Scientists from the Technological Institute of Israel and its partners in Africa have received an award for the development of a technology that creates water from heat, which aims to provide clean water to third world countries.
The winners of the Research Prize for Transformative Technologies for Africa of the Mauerberger Foundation Fund (MFF), recently created, are Professor Yehuda Agnon, Associate Professor Mark Talesnick and Associate Professor Guy Ramon.
Also, Leslie Petrick, from the University of the Western Cape of South Africa, and the University of Mekelle, from Ethiopia. In addition, three NGOs received the award: Technion’s Engineers Without Borders (EWB), FLOW from South Africa and Drop of Water from Ethiopia.
Scientists have developed a low-cost system powered by renewable energy to extract water from moisture in the air. The technology differs from other techniques that generate water from the air in which heat is converted into mechanical power in the form of an acoustic wave. This wave acts as a “virtual piston” capable of performing a cooling action.
The technology does not require electricity, since it only uses local heat.
Phase Exchange Thermoacoustics (PXT) technology developed by Technion researchers is, therefore, “a candidate for low-cost and small-scale conversion devices” for rural and developing areas, Ramon del Technion said.
“By combining the nanotechnologies developed at the University of Western Cape, with which moisture can be captured efficiently, and Technion PXT technology, we plan to develop a robust and low-cost system for the collection of atmospheric moisture, powered by renewable energy, ”he said. “Ultimately, the system will be tested in Ethiopia.”
The Mauerberger Foundation prize aims to strengthen academic ties and exchange of ideas between researchers from Israel and Africa to “take advantage of new technologies for the benefit of humanity.”
The prize, open to researchers from all Israeli universities, was awarded for the first time this year.
Water technology: the hope of the future
“Technology and high technology are wonderful things … Our grandfather, Morris Mauerberger, founded the prize to make technology available to people who do not normally enjoy it.”
That was reported by Jonathan Yach, a member of the fund’s board of directors, at the awards ceremony last month in Haifa.
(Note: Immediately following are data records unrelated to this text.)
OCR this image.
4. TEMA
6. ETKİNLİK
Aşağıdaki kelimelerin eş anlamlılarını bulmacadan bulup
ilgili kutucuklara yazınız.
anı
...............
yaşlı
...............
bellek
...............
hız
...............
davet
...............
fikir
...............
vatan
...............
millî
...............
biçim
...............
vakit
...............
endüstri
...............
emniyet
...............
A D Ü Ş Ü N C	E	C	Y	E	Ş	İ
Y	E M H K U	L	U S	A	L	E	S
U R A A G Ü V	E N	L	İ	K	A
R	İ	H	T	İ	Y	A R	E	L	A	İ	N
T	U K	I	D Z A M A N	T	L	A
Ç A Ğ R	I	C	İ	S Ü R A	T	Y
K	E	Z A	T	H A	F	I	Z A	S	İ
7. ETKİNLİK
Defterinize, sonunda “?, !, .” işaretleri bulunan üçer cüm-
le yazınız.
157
“This is the first year that the prize is awarded, and this year we have focused on water. Water is a vital resource, and as biologist Sylvia Earl said, “There can be lifeless water, but there can be no life without water.”
The second prize winner was a group of researchers from the Ben-Gurion University of the Negev.
Professors Yoram Oren, Zeev Ronen and Jack Gilron, researchers at the Zuckerberg Institute for Water Research at Ben-Gurion University, are developing advanced technology for the treatment of contaminated groundwater.
The set of membranes they are developing will help purify water from nitrates and chlorides. The technology will initially focus on contaminated wells in Ghana.